There are many important chapters of history that the author decides to talk about, but the two which get most page time are Philippines and Puerto Rico.And each time they would say things like "those people aren't capable of self-governance" to justify it. An obscure biographical account of Boone, originally published as an appendix to a history of Kentucky, made the rounds in Europe, where it was republished and speedily translated into French and German. By the end of the war the USA held ‘two thousand overseas base sites’ and ‘thirty thousand other installations’ (19). There’s a nice bit in this where the US decided to claim a series of islands in the Pacific, only to learn that they had claimed them as part of their territory a hundred odd years before – ‘oh, that old thing… I’d completely forgotten I ever even owned it’.

The British had set the ridge of the Appalachians as the boundary to white settlement, making Boone’s journey west a crime.You see the difference democracy makes through the top down story of Daniel Burnham in Manila/Baguio and the bottom up planning for Chicago.

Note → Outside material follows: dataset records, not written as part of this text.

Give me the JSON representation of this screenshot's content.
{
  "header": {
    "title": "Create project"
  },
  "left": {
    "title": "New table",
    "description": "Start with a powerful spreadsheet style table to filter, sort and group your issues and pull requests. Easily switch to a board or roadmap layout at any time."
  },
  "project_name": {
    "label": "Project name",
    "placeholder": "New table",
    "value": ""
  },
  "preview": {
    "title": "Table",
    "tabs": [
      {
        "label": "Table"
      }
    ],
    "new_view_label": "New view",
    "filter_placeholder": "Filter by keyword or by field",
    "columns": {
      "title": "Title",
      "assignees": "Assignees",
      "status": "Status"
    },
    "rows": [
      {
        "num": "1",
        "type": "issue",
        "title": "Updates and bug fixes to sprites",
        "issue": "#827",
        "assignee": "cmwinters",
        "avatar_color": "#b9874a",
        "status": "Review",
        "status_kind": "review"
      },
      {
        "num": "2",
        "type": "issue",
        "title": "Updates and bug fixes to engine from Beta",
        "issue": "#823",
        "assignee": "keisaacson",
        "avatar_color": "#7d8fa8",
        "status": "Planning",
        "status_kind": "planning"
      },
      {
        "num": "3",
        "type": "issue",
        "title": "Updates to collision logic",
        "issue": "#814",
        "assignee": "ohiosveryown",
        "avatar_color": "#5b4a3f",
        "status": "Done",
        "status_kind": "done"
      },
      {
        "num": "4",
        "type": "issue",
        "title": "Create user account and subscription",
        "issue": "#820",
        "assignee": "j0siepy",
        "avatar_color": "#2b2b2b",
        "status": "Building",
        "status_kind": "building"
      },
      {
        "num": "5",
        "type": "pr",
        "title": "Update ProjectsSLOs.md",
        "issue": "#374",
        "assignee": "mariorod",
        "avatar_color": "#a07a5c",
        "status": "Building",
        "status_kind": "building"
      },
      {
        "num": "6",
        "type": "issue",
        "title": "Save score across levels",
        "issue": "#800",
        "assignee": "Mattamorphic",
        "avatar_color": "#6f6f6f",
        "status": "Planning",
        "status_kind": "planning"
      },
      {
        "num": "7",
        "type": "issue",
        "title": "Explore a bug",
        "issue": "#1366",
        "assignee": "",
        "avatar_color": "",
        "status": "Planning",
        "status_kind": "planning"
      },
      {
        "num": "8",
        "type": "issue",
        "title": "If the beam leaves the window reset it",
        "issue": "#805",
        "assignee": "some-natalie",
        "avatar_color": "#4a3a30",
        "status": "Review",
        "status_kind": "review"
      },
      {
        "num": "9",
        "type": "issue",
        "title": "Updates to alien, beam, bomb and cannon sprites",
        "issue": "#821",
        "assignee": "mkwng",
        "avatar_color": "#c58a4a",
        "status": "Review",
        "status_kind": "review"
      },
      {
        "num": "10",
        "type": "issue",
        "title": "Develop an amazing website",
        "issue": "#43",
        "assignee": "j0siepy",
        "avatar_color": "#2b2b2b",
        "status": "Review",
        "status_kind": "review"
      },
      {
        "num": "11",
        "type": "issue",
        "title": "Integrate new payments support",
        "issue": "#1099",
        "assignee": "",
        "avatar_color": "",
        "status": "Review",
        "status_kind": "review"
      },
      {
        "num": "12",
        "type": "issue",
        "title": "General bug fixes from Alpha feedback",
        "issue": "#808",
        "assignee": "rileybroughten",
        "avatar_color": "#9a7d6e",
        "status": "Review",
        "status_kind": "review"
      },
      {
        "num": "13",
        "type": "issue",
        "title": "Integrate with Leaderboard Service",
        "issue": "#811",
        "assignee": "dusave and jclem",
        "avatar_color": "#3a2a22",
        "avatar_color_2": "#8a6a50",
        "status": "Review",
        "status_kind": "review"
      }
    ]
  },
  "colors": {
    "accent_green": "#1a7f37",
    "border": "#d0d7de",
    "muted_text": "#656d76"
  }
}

This was exactly the sort of business that put Washington in favor of enforcing a British-style settlement boundary. Under Lund’s less than entirely watchful eye, squatters took up residence on Washington’s western holdings (not the Kentucky claims, but others farther north). S. government has convinced countries to allow it to station its troops on their soil might also have been helpful in understanding the large United States footprint on the world. George Washington warned, after the revolution, of the “settling, or rather overspreading the Western Country … by a parcel of banditti, who will bid defiance to all authority. Where I found this book particularly interesting was in its discussion of the part played by restrictions upon the US in terms of access to natural products (rubber in particular) and how these restrictions encouraged production of synthetic versions of these that often ended up being better than the originals.

Never mind that the map snubs Alaska and Hawaii; what it never even hints at are the many overseas territories that, at their high-water mark (the end of World War II), were home to a staggering 135 million people and constituted a land mass equal to almost one-fifth that of the United States. Not only does the image we have of the US in our minds only really include the mainland ‘from sea to shining sea’ (even if those seas are oceans), we also know that it should probably include Hawaii and Alaska too, as well as Puerto Rico, and American Samoa, and… which is the point of this book, if you see what I mean.